2) Qu'est-ce que parler ?

A. Langage humain et communication animale

- La différence entre les deux n'est pas seulement de degré ( le langage animal serait moins complexe que le langage humain, mais resterait à part entière du langage) , elle est aussi de nature : parler, c'est avoir l'intention de signifier quelque chose, c'est donc penser.

- Descartes met en évidence cette caractéristique du langage humain : certains animaux peuvent réagir à des signaux (la danse de l'abeille butineuse) mais ces signaux sont limités et les réactions qu'ils suscitent sont stéréotypées. Aucune abeille émettrice n'a jamais inventé de signification nouvelle ; aucune abeille réceptrice n'a jamais répondu autrement qu'en reproduisant la danse de l'abeille émettrice et en se dirigeant vers le butin. Aucune, en somme, n'a jamais montré un comportement indiquant une activité intelligente.

- La parole humaine, en revanche, le montre constamment puisque nous pouvons à tout instant inventer des phrases nouvelles, être immédiatement compris de nos interlocuteurs, et, comme le dit Descartes, utiliser les mots en les arrangeants « diversement pour répondre au sens de tout ce qui se dira en {notre} présence ». Un perroquet peut bien proférer des paroles, il ne parle pas. Un muet, si, puisque le système de signes qu'ils utilisent manifeste qu'ils pensent, c'est-à-dire qu'il créer du sens et sait ce qu'il dit.
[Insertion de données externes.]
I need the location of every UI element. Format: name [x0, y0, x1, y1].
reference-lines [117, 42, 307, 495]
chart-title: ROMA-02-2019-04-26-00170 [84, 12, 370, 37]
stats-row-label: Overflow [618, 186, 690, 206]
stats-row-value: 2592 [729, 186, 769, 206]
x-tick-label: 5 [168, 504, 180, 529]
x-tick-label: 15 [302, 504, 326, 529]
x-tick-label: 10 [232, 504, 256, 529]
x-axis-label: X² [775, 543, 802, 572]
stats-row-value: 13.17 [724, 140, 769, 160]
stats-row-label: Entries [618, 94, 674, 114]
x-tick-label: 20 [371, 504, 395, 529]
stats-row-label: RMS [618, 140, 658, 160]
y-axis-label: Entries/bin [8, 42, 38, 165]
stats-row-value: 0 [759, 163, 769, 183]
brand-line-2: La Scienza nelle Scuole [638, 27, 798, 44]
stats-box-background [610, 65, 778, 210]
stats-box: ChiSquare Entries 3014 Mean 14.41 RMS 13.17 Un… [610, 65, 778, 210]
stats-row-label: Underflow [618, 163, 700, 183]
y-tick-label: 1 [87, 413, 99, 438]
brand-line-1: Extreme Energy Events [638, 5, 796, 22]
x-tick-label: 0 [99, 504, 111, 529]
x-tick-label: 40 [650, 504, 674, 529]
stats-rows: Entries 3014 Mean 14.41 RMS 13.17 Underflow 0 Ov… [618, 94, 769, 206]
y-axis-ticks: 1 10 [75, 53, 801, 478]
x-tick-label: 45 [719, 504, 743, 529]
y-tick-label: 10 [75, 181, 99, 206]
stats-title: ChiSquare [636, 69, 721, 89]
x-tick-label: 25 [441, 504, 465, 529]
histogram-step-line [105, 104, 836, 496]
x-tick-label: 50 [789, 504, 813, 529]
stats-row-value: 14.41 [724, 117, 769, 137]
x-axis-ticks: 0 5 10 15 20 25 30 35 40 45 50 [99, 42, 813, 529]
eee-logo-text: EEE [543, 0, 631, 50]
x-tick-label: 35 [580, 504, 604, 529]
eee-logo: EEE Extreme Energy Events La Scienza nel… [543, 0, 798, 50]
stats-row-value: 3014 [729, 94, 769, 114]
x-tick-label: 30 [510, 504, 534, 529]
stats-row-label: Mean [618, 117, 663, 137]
B. L'homme est un sujet parlant

- Il ne suffit donc pas, comme le fait la linguistique, de décrire le langage comme un système de communication. L'analyse philosophique du langage montre qu'il n'est pas que cela, mais qu'il est aussi, et surtout, une activité qui suppose une conscience, un sujet pensant.

- Cela a une conséquence morale ; somme nous toujours responsable de ce que nous disons ? le lapsus ou le mot d'esprit, pour la psychanalyse, sont des actes de langages qui échappent au contrôle conscient et exprime l'inconscient. Selon cette hypothèse, le langage n'est donc pas toujours l'expression maitrisée d'un sujet conscient et rationnel.

3) Langage et pensée.

- Il n'y a donc langage que si les mots témoignent d'une pensée. Cela signifie-t-il que le langage exprime la pensée ? deux objections, contraires, peuvent être opposées à cette idée.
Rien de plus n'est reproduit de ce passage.